In earlier studies using a
streptomycin-treated mouse model of
infection caused by enterohemorrhagic Escherichia coli (EHEC), animals fed Shiga-like toxin type II (
SLT-II)-producing strains developed acute
renal cortical necrosis and died, while mice fed Shiga-like toxin type I (
SLT-I)-producing clones did not die (E. A. Wadolkowski, L. M. Sung, J. A. Burris, J. E. Samuel, and A. D. O'Brien, Infect. Immun. 58:3959-3965, 1990). To examine the bases for the differences we noted between the two toxins in the murine
infection model, we injected mice with purified toxins and carried out histopathological examinations. Despite the genetic and structural similarities between the two toxins,
SLT-II had a 50% lethal dose (LD50) which was approximately 400 times lower than that of
SLT-I when injected intravenously or intraperitoneally into mice.

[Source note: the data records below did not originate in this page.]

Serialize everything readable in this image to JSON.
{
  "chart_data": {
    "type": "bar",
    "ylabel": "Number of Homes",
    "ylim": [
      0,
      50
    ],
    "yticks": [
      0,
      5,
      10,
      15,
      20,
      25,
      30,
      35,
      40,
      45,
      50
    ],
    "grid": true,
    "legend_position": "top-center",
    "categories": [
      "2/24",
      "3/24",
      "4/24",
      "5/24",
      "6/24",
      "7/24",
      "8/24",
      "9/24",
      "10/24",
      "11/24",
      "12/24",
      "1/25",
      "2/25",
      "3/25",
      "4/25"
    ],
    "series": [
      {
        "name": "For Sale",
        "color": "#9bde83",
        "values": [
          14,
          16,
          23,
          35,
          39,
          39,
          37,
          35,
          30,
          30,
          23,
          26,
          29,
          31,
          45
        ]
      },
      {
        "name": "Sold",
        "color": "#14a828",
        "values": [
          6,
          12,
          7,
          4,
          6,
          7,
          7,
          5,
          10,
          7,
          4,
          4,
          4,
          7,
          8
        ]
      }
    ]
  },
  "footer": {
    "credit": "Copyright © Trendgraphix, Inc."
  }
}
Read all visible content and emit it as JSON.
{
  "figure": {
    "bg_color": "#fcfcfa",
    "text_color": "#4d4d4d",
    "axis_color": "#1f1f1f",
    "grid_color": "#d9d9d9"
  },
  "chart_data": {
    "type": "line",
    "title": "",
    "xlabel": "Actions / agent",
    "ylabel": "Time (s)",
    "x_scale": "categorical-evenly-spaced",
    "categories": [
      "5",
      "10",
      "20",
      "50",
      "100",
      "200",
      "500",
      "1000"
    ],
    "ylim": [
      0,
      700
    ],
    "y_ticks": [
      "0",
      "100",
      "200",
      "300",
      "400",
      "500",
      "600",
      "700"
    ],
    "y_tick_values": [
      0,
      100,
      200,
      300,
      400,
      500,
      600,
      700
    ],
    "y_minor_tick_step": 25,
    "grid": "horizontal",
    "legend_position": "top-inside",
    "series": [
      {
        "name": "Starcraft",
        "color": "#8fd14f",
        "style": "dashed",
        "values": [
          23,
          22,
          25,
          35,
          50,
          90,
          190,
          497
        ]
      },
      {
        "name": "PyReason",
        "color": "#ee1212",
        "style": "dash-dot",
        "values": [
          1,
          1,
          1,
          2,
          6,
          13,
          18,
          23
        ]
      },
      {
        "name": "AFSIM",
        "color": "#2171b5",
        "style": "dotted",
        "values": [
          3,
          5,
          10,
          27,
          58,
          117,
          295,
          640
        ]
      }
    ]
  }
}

Histopathologic examination of toxin-injected mice revealed that detectable damage was limited to renal cortical tubule epithelial cells. Passive administration of anti-
SLT-II antibodies protected mice from
SLT-II-mediated kidney damage and death. Immunofluorescence staining of normal murine kidney sections incubated with purified
SLT-I or
SLT-II demonstrated that both toxins bound to cortical tubule and medullary duct epithelial cells. Compared with
SLT-I,
SLT-II was more heat and pH stable, suggesting that
SLT-II is a relatively more stable macromolecule. Although both toxins bound to
globotriaosylceramide,
SLT-I bound with a higher affinity in a solid-phase binding assay. Differences in enzymatic activity between the two toxins were not detected. These data suggest that structural/functional differences between the two toxins, possibly involving holotoxin stability and/or receptor affinity, may contribute to the differential LD50s in mice.